On a conference call with GOP lawmakers, House Ways and Means Committee Chairman Jason Smith of Missouri said the measure would index the child tax credit for inflation and would boost the standard deduction, permanently, by $2,000 for working families, according to those on an afternoon briefing call with Republican lawmakers.
The measure, part of President Trump’s “big, beautiful bill,” would also allow deductions for auto loan payments for cars made in America.
“We achieve an extension of Trump tax cuts and deliver on the president’s tax cut promises at $5 billion under reconciliation instructions,” Mr.
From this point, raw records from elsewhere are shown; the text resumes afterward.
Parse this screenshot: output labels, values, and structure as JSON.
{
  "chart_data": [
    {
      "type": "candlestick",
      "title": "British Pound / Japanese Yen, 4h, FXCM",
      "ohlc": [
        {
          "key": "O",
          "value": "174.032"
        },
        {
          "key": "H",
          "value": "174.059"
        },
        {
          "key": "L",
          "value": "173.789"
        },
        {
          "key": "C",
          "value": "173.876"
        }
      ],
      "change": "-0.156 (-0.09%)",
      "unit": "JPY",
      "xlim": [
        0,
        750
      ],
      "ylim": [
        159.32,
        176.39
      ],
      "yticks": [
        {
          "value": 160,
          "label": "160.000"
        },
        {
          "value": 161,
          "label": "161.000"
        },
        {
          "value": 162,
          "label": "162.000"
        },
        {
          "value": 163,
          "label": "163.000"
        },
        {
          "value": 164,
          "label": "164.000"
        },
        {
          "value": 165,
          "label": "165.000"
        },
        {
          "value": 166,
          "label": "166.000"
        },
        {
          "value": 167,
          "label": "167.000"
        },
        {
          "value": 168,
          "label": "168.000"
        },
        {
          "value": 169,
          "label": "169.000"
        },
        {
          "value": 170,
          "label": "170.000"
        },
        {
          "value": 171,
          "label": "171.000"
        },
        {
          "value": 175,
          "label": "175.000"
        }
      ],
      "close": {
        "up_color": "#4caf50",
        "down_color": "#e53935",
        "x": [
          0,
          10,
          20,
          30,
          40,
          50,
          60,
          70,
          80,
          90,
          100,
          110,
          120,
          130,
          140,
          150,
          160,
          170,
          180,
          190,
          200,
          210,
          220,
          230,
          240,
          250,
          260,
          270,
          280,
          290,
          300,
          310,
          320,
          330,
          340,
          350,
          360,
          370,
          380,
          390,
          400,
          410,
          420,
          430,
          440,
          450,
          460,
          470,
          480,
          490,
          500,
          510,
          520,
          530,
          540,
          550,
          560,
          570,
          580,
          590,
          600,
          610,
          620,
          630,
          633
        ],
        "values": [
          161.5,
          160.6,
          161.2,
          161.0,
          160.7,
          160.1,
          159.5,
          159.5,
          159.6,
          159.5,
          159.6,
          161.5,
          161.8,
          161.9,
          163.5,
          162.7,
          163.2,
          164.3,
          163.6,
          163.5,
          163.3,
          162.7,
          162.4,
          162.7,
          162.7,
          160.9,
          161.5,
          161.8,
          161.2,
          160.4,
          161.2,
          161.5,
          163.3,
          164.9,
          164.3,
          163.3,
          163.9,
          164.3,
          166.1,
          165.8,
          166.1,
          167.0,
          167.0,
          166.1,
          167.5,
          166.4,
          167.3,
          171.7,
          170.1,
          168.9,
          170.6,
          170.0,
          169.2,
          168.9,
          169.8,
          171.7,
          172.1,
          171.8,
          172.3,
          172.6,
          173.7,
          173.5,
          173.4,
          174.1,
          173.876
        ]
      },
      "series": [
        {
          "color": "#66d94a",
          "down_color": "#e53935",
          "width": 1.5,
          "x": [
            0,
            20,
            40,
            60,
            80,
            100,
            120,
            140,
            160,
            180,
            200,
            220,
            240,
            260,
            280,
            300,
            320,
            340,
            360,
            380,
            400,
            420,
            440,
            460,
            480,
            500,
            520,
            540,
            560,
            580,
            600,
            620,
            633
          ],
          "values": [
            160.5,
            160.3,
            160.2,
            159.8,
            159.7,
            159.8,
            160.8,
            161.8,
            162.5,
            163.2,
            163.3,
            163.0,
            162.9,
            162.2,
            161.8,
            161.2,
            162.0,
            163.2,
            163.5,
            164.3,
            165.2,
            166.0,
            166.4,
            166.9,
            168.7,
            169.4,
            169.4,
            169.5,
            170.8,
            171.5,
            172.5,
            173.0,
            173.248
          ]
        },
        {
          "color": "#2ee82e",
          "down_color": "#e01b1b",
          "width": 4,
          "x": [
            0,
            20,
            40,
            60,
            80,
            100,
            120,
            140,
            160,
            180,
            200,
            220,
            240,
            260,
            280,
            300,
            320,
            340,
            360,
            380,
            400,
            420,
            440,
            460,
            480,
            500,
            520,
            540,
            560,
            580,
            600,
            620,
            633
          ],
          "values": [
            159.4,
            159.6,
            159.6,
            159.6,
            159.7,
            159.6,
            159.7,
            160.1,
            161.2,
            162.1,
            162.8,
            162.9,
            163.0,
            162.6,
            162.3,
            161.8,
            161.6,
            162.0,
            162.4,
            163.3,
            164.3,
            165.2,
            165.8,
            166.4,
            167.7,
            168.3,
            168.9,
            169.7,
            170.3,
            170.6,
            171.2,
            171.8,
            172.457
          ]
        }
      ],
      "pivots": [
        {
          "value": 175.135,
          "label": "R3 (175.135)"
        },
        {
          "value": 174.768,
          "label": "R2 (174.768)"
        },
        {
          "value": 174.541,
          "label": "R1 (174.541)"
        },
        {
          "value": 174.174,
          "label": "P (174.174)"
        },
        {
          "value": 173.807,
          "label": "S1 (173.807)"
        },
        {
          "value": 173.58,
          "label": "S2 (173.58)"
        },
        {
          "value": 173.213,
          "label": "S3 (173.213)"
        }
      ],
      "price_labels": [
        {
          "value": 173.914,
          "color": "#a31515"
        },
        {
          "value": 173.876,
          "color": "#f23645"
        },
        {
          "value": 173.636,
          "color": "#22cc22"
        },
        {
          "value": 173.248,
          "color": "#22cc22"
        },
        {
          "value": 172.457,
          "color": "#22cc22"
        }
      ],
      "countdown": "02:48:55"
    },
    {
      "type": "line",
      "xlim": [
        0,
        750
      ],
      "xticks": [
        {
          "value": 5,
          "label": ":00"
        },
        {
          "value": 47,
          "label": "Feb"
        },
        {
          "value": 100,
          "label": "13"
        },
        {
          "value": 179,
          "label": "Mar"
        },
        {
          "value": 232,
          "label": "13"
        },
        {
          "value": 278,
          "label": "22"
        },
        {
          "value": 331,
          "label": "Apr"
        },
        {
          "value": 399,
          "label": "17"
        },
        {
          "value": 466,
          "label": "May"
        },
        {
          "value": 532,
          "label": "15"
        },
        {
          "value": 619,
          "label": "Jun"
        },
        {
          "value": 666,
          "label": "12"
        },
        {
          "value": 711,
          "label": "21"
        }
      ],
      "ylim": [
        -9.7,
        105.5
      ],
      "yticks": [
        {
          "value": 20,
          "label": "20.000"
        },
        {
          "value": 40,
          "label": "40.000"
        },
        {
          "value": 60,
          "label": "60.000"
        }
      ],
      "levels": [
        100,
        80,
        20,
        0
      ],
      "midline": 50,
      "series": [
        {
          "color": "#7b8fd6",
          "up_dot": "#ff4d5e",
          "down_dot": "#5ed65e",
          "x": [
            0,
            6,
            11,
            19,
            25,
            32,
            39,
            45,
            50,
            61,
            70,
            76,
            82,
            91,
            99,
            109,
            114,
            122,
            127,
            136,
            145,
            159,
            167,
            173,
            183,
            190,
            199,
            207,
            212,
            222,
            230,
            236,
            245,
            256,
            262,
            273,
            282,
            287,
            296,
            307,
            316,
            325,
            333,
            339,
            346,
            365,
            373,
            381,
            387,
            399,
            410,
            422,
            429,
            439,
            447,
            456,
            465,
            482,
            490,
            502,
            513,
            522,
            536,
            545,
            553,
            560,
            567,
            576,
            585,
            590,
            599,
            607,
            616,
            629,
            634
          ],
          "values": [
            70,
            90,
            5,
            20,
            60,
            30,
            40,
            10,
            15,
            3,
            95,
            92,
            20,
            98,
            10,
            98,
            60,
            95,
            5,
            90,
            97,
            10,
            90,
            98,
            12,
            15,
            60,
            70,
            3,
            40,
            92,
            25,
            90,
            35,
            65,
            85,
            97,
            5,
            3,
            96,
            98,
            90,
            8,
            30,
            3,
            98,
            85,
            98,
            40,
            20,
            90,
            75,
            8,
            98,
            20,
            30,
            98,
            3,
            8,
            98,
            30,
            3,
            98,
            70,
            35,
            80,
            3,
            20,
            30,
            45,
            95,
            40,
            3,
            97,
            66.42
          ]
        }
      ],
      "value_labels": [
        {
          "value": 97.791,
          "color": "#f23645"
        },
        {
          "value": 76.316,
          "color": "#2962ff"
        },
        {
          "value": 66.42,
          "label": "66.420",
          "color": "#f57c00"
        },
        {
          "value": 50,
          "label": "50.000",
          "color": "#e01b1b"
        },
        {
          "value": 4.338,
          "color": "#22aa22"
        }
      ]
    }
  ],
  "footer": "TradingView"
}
Smith said, according to participants on the call.
The legislation would make additional “pro-family improvements” by indexing the child tax credit to inflation and would lower health care costs by expanding the availability and usage of health savings accounts.
It would raise the estate tax threshold for family farms and end the “assault on gig workers” who are now subject to $400 IRS reporting requirements.
Seniors earning up to $75,000 a year on Social Security would see an additional $4,000 deduction, according to the legislation.
Others, like elite universities, could see higher tax bills.
The legislation would hike the endowment excise tax for certain universities so that the largest endowments, including at Harvard University, would be subjected to the corporate tax rate of 21%, up from 1.4% under current law.
In an earlier call, Republicans announced the measure would reintroduce the federal income tax deduction for state and local taxes, or SALT, which was reduced to $10,000 in the GOP’s 2017 tax cut bill. The new legislation would allow up to a $30,000 deduction for married filers and would be phased out for household incomes of $400,000 or more. For individuals, the deduction would be capped at $15,000 and phased out for those earning $200,000 or more.